Having escaped that dark and dismal place on Rue Morgue Avenue, feeling my way about in complete darkness, bumping into walls and doors, my heart thumping like an ancient locomotive, I finally found an unmarked exit and stumbled into the narrow lane. Not knowing what to do I went home and decided to sleep off the rest of the day.
Later that night as I stood inside the rain I waited for Tiny Man Giant to leave his office. When he did I followed him, hoping he would lead me to Mary to whom I had to deliver the message. Giant vanished in the crowd, but I managed to keep my eye on him, because of his long black coat. When we got to the outskirts of town, near the old dance hall, a tall, thin woman accosted him. They exchanged a few words and then, on his toes while the woman bent over, he planted the coldest kiss upon her brow. As I watched them from a distance the letter burned a hole in my jacket. It had to be delivered. Tiny Man Giant turned and disappeared as I watched the woman enter the door of what was once a convent. A few moments later a red light went on. A sign on the window said: 'Clean Mary – I can be your friend.'
I realized this was the Mary I was supposed to take the message to. The rain had turned into a raging storm and as more red lights were turned on and barely clothed ladies took their seats behind the windows, I knocked on the door. A few moments later Clean Mary appeared wearing nothing but a see-through gown that – not unlike Clean Mary herself - had seen better days.
“I have a message for you,” I said.
“Who sent you?”she asked. She scanned the square with restless, feverish eyes. A burning cigarette was dangling from her lips.
“Siegfried Schulz,” I replied, “the one-eyed undertaker. And Tiny Man Giant, too” I added just to be complete.
“What do they want from a flat chested junkie whore?” she asked and then, with surprising strength that completely overwhelmed me, she pulled me inside and slammed the door behind me. Clean Mary pushed me up against the door and frisked me for hidden weapons. There was smoke in her hair.
“Come in,” she said, opening the door to her room as if she were offering shelter from the storm.
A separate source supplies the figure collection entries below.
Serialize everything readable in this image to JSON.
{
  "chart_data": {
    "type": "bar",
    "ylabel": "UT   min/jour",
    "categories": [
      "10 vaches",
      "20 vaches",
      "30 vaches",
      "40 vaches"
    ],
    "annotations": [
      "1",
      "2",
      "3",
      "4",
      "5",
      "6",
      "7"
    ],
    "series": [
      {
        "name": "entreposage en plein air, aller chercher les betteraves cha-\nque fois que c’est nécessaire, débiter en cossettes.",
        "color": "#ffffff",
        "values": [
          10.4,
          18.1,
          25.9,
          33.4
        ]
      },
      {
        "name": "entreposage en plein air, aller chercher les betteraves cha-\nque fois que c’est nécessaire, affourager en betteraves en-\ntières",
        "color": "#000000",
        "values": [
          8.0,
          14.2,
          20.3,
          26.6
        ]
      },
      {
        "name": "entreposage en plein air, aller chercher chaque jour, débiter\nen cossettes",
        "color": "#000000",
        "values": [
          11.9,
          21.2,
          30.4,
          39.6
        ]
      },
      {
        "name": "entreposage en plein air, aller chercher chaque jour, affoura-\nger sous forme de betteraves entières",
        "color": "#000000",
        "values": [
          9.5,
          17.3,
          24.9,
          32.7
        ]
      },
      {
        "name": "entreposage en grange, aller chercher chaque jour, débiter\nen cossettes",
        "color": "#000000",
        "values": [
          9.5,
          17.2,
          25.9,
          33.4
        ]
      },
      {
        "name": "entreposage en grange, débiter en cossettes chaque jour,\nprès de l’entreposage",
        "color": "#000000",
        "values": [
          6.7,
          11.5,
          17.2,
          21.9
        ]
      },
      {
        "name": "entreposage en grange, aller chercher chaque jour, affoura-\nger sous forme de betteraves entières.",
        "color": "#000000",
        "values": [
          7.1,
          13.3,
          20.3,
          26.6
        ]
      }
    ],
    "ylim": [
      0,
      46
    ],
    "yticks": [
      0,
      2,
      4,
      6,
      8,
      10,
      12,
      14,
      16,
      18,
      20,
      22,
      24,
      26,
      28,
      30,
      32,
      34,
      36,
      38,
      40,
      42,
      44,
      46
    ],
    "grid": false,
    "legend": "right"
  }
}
She closed the curtains and sat down on the sofa. “Come sit on my knee,” she said and offered me a glass of champagne. I declined politely and proceeded slowly and carefully – I didn't want her to think I was reaching for a gun - to remove the letter from the inside pocket of my jacket. Mary lit a fresh cigarette and opened the envelope.
“There are tears on this letter,” she whispered. Then she looked up and I noticed there were tears in her eyes, too.
"What does it say, the letter?,” I asked.
“He wants money up front,” Clean Mary explained.
“The one-eyed undertaker is not somebody that you play around with much,” I told her.
“It's not from him, it's from my father.”
I couldn't believe my ears. “Tiny Man Giant is your father?”
The woman nodded and wiped the tears from her eyes. “I've been clean for a month now and I thought I could live my life on the square, but they will never let you be.” She stood up with a heavy sigh and walked away. “Wait here,” she said, “I'll pass the hat and collect a hundred grand.”